Da steht ja auch "bis zu" 80% Rabatt...denke nicht das die bei der PS3 auf 80% Rabatt gehen werden, aber mal abwarten...


----------



## Incredible Alk (2. November 2010)

*AW: Am 29. November spielen die Preise bei Amazon für wenige Stunden verrückt [Anzeige]*

natürlich können sie das machen - da steht in den AGBs "So lange der Vorrat reicht"!

Wenn die 5 oder 10 PS3 zu 60€ anbieten sind die innerhalb von 15 Sekunden verkauft und das wars mit der Aktion 

Da machen sie zwar verluste von vielleicht 1500€ aber hey, was sind schon 1500€ für so eine Riesige Werbekampagne? Das größte Schnäppchen macht hier Amazon und nicht die Kunden


----------



## BigBudOne (2. November 2010)

*AW: Am 29. November spielen die Preise bei Amazon für wenige Stunden verrückt [Anzeige]*

find das aber bescheidene Angebote. Wär jetzt nix dabei, was ich mir spontan kaufen würde.... schade!


----------



## Regza (2. November 2010)

*AW: Am 29. November spielen die Preise bei Amazon für wenige Stunden verrückt [Anzeige]*

Naja ich hab mal für tft, ps3 und games gestimmt aber mal abwarten ob die nun billiger angeboten werden und mit wieviel %


----------



## pVt_m4sTeR (2. November 2010)

*AW: Am 29. November spielen die Preise bei Amazon für wenige Stunden verrückt [Anzeige]*

Cool, hoffe die Waschmaschine wirds, könnte eine gebrauchen  
Allerdings ärgert es mich maßlos, das sich hier wieder Leute beschweren das nichts dabei wäre das irgendwie interessiert oder darüber spekulieren wieviel % es nun wirklich werden bla bla.
Freut euch doch mal das Geschäfte noch Geld in diese Art von Marketing investieren?! Das man heutzutage nichts geschenkt bekommt liegt jawohl auf der Hand..


----------



## roadgecko (2. November 2010)

*AW: Am 29. November spielen die Preise bei Amazon für wenige Stunden verrückt [Anzeige]*

Das Angebot startet am Montag ab 9uhr.
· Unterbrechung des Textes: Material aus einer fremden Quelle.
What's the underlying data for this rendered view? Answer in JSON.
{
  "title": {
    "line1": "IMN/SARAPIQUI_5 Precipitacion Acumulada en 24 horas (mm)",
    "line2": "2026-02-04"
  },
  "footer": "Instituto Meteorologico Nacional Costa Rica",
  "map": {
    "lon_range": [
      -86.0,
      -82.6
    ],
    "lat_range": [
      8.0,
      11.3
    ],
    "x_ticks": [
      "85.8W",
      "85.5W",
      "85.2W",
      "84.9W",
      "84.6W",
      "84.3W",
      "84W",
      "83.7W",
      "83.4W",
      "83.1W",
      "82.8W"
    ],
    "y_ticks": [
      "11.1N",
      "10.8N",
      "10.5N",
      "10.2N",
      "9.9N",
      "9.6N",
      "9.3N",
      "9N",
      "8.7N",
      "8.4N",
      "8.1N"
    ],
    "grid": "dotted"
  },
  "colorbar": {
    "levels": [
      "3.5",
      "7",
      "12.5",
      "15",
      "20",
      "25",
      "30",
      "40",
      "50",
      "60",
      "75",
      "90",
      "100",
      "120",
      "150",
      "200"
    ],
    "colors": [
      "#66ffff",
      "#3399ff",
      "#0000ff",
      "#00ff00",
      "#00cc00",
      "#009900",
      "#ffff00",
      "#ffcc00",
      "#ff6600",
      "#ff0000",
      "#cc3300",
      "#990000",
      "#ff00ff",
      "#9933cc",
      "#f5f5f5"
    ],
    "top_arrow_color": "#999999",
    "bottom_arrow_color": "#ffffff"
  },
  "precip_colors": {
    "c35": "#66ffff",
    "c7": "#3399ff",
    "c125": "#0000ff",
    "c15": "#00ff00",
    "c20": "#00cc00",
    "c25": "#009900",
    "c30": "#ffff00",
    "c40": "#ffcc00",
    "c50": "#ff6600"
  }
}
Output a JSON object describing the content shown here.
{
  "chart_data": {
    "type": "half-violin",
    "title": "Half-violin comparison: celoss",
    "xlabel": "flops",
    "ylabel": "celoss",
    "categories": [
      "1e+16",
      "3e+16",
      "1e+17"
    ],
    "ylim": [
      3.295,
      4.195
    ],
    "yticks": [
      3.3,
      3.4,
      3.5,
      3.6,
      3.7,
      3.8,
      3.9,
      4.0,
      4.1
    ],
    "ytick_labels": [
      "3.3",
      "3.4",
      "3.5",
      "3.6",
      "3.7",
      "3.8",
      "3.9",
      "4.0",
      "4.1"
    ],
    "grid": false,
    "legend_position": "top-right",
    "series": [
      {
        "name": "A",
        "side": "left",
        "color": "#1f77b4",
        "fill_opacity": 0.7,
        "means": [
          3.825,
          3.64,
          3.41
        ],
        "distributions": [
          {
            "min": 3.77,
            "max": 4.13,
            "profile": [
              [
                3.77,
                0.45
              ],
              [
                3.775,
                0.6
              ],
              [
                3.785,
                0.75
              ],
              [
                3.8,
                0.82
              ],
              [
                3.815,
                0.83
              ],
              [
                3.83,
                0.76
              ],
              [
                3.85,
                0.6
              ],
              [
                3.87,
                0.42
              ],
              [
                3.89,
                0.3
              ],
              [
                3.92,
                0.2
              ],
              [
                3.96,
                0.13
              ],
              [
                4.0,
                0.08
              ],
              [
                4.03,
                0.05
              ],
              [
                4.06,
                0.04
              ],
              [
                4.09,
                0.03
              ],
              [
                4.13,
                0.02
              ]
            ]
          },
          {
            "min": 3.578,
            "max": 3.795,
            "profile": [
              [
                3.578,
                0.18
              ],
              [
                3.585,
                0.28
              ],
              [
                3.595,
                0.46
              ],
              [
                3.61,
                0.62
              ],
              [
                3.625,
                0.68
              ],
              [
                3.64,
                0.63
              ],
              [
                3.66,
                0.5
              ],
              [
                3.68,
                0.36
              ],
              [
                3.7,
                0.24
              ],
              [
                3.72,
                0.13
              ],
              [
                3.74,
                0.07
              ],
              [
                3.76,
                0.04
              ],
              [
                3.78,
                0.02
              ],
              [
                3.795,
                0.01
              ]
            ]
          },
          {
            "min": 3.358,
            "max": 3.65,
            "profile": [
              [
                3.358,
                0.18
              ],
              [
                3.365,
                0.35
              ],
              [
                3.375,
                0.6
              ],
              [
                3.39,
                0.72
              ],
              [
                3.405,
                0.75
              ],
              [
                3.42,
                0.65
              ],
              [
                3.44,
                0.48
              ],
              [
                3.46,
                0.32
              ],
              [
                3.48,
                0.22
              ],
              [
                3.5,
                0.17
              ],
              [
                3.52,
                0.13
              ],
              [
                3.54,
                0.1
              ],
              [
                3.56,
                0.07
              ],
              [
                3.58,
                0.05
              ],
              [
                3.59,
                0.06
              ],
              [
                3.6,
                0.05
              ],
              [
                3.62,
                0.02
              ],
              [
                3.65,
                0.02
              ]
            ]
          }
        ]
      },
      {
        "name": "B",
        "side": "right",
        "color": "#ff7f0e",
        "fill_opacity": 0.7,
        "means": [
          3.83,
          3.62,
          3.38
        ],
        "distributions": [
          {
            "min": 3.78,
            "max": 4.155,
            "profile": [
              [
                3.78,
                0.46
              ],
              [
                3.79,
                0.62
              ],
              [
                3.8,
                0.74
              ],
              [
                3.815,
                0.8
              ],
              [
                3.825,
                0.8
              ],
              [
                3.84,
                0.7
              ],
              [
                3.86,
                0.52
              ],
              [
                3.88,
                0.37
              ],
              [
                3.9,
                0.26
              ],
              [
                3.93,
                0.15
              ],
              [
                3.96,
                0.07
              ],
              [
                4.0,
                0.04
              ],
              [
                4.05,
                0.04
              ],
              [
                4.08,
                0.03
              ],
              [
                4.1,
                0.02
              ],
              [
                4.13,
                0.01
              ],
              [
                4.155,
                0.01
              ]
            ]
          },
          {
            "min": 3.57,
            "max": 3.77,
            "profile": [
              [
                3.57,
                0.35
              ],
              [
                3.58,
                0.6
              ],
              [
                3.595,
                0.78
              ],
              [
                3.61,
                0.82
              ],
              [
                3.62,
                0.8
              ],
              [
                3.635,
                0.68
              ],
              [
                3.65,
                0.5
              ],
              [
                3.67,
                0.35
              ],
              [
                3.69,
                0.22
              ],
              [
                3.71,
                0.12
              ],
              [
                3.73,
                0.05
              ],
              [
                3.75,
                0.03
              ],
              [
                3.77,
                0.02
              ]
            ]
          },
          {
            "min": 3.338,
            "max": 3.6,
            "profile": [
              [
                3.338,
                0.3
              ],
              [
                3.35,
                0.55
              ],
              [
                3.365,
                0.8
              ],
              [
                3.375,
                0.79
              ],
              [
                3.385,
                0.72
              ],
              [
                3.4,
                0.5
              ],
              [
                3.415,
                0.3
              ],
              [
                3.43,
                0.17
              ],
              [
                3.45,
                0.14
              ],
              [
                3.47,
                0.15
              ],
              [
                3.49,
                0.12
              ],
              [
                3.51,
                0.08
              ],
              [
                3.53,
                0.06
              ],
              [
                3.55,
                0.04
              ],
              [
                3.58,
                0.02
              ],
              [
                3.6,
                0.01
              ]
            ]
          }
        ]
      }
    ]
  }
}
Da sind die meisten Leute allerdings in der Schule oder auf der Arbeit


----------



## defPlaya (2. November 2010)

*AW: Am 29. November spielen die Preise bei Amazon für wenige Stunden verrückt [Anzeige]*



Incredible Alk schrieb:


> natürlich können sie das machen - da steht in den AGBs "So lange der Vorrat reicht"!
> 
> Wenn die 5 oder 10 PS3 zu 60€ anbieten sind die innerhalb von 15 Sekunden verkauft und das wars mit der Aktion
> 
> Da machen sie zwar verluste von vielleicht 1500€ aber hey, was sind schon 1500€ für so eine Riesige Werbekampagne? Das größte Schnäppchen macht hier Amazon und nicht die Kunden



Naja aber die Kunden die eine PS3 für 60 EUR bekommen machen schon ein schnäppchen 

Anschich find ich es gut. Ich werde versuchen mir eine PS3 zu ergattern um diese weiter zu verschenken!


----------



## pVt_m4sTeR (2. November 2010)

*AW: Am 29. November spielen die Preise bei Amazon für wenige Stunden verrückt [Anzeige]*



roadgecko schrieb:


> Das Angebot startet am Montag ab 9uhr. Da sind die meisten Leute allerdings in der Schule oder auf der Arbeit




Was glaubst du wieso? 

Denkst du die posten so eine Aktion zur "Rush-Hour"?


----------



## MidwayCV41 (2. November 2010)

*AW: Am 29. November spielen die Preise bei Amazon für wenige Stunden verrückt [Anzeige]*

Bauernfängerei und dazu "solange der Vorrat reicht". Ist wie bei Aldi wenn die mal ein Schnäppchen haben. Pro Markt nur 5 mal, draussen stehen dann aber 100 Leute die gerne kaufen möchten. Und nun kommt der Gag, die meisten Leute gehen nur ungern mit leeren Händen nach Hause also kaufen sie was anderes. So wird es auch bei der Amazon Aktion sein. Von 1 Mio. Kunden werden vielleicht 10 ein Schnäppchen bekommen. Und 100.000 werden aus Frust was anderes kaufen. Die Kassen von Amazon werden jedenfals klingel, und die Aktionäre wird es freuen.


----------



## gemCraft (2. November 2010)

*AW: Am 29. November spielen die Preise bei Amazon für wenige Stunden verrückt [Anzeige]*



defPlaya schrieb:


> Naja aber die Kunden die eine PS3 für 60 EUR bekommen machen schon ein schnäppchen
> 
> Anschich find ich es gut. Ich werde versuchen mir eine PS3 zu ergattern um diese weiter zu verschenken!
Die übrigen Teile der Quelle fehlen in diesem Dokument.